The European Union’s new economic super-watchdogs warns that “many risks” remain to the stability of the EU’s financial system and that the global crisis will last for many more years to come. Will someone please inform EU president Manuel Barroso?
“Reform of our financial system – both its structure and regulation – is essential if we are to avoid another crisis.”
The two deputy chairs of the new European Systemic Risk Board (the bloc’s new Frankfurt-based supervisor of supervisors tasked with oversight of the financial system within the Union) gave a quite frank assessment of the state of capitalism in Europe in their first hearing before the European Parliament’s economics committee.
“The economic challenges will last for many years … The financial crisis is very far from over and the impact will be felt for many years to come.”
He and his fellow vice-chair, Andrea Enria, also the head of the European Banking Authority, says that the eurozone’s sovereign debt crisis is not the only danger present, according to the EUobserver.com.
Enria also warns that systemic risk still lies outside regulated areas and that financial innovation is happening so rapidly these days that even in the case of appropriate regulation, capital is already able to pick up stakes and move on to another, unregulated area.
Here’s the formal statement by Mr. Mervyn KIng:
Mrs. Bowles, and members of the Committee, let me thank you for the opportunity to appear before you and to make a brief opening statement.
The recent banking and financial crisis has had a devastating impact on the European economy. Total output is around 5-10% below where it would have been had output followed its pre-crisis trend. And the European banking system is still in need of further repair. Reform of our financial system – both its structure and regulation – is essential if we are to avoid another crisis.

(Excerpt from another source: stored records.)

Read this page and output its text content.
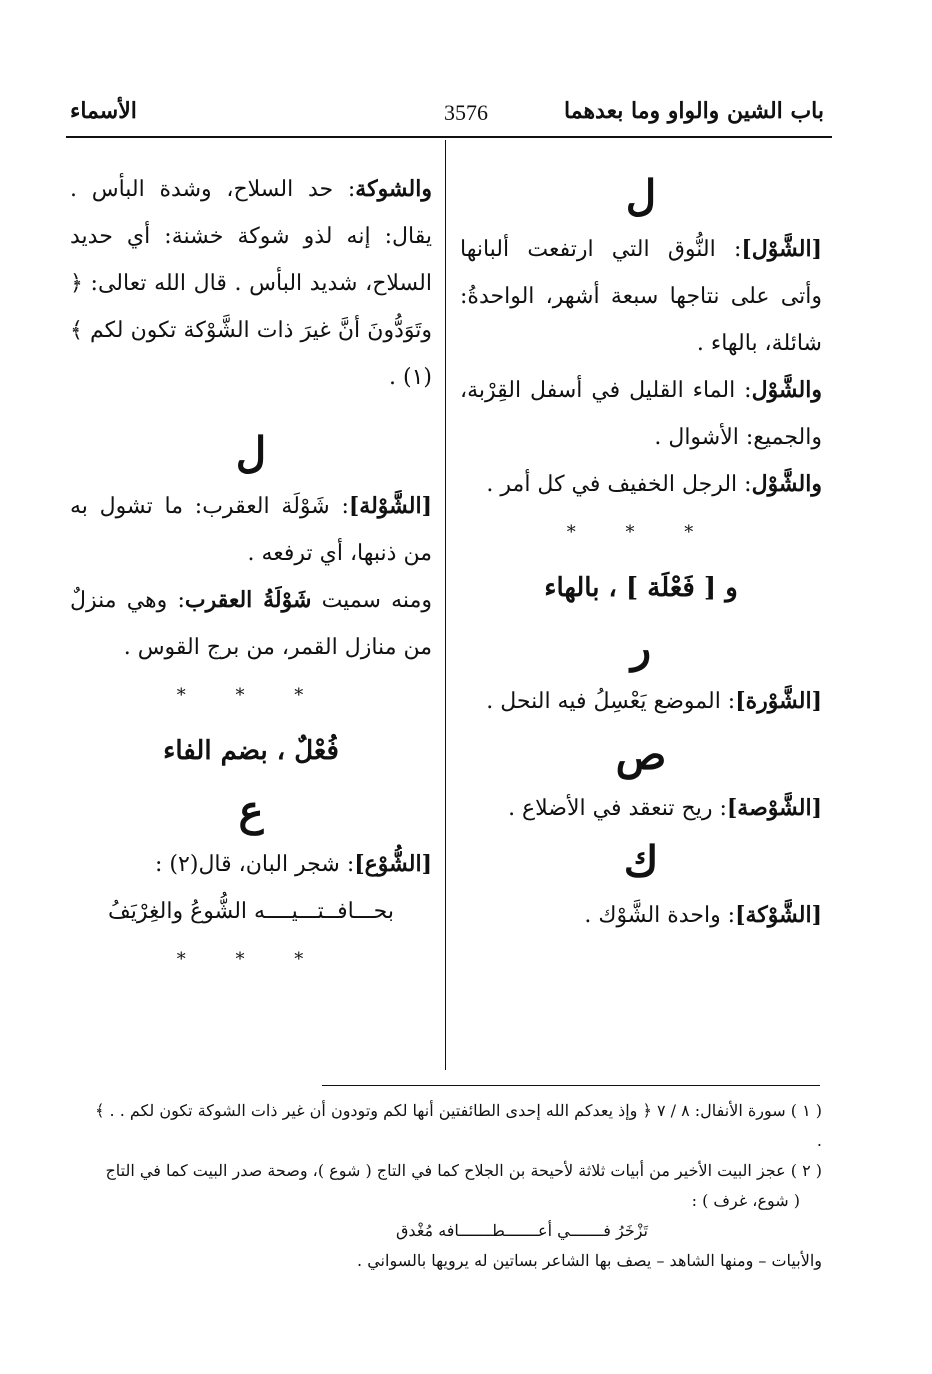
باب الشين والواو وما بعدهما
3576
الأسماء

ل

[الشَّوْل]: النُّوق التي ارتفعت ألبانها وأتى على نتاجها سبعة أشهر، الواحدةُ: شائلة، بالهاء .

والشَّوْل: الماء القليل في أسفل القِرْبة، والجميع: الأشوال .

والشَّوْل: الرجل الخفيف في كل أمر .

* * *

و [ فَعْلَة ] ، بالهاء

ر

[الشَّوْرة]: الموضع يَعْسِلُ فيه النحل .

ص

[الشَّوْصة]: ريح تنعقد في الأضلاع .

ك

[الشَّوْكة]: واحدة الشَّوْك .

والشوكة: حد السلاح، وشدة البأس . يقال: إنه لذو شوكة خشنة: أي حديد السلاح، شديد البأس . قال الله تعالى: ﴿ وتَوَدُّونَ أنَّ غيرَ ذات الشَّوْكة تكون لكم ﴾ (١) .

ل

[الشَّوْلة]: شَوْلَة العقرب: ما تشول به من ذنبها، أي ترفعه .

ومنه سميت شَوْلَةُ العقرب: وهي منزلٌ من منازل القمر، من برج القوس .

* * *

فُعْلٌ ، بضم الفاء

ع

[الشُّوْع]: شجر البان، قال(٢) :

بحـــافــتـــيــــه الشُّوعُ والغِرْيَفُ

* * *

( ١ ) سورة الأنفال: ٨ / ٧ ﴿ وإذ يعدكم الله إحدى الطائفتين أنها لكم وتودون أن غير ذات الشوكة تكون لكم . . ﴾ .

( ٢ ) عجز البيت الأخير من أبيات ثلاثة لأحيحة بن الجلاح كما في التاج ( شوع )، وصحة صدر البيت كما في التاج

( شوع، غرف ) :

تَزْخَرُ فـــــــي أعـــــــطـــــــافه مُغْدق

والأبيات – ومنها الشاهد – يصف بها الشاعر بساتين له يرويها بالسواني .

An efficient and competitive financial sector is a crucial ingredient of a successful economy. But one of the main lessons of the crisis is that the balance sheet of the banking system expanded to the point where it became a source of fragility and led to greater volatility of the real economy. So one of the aims of the new European Systemic Risk Board (ESRB) is to look beyond individual institutions to the system as a whole.
The ESRB has taken some significant first steps. As you know, the General Board has already met twice this year and will meet again next month. A Steering Committee, on which I sit, has been established and is guiding the work to be presented to the General Board. To assist with that, the Advisory Technical Committee is up and running and the members of the Advisory Scientific Committee have been appointed.
Going forwards, the ESRB faces three main challenges.
First, to consider and make warnings and recommendations. There are still many risks to the recovery of the European economy. The sovereign debt crisis and the associated imbalances within the European economy, and the unsustainable patterns of demand resulting from very low long-term real interest rates, are among the most important. I am optimistic that the ESRB will not shy away from these problems, and I have been struck by the positive and determined commitment of so many senior policy-makers evident in the meetings to date.
Second, the range of policy instruments of the ESRB needs to be defined. Since the ESRB does not have binding powers, the analysis and arguments that it deploys must be of the highest standard if the principle of ‘comply or explain’ is to be effective. But it is important that the ESRB is not unduly constrained in its recommendations to national authorities. Take one example. Under the current proposed Capital Requirements Regulation maximum harmonisation would not only limit the countercyclical buffers that could be imposed, but would also limit the number of instruments at the ESRB’s disposal. In certain situations such a toolkit could be too weak or too restricted to prevent a build-up of excessive risk and leverage. It would be peculiar if one European body inadvertently prevented another from carrying out its remit.
Third, the ESRB will have to co-operate closely with the three European Supervisory Authorities, and my colleague Andrea Enria will say more on this.
Let me conclude by saying that, in my role as vice Chair of the ESRB, I am fully committed to assess the risks to EU financial stability and, more importantly, to act upon them. And I stand ready today to answer any questions you have about the work of the ESRB.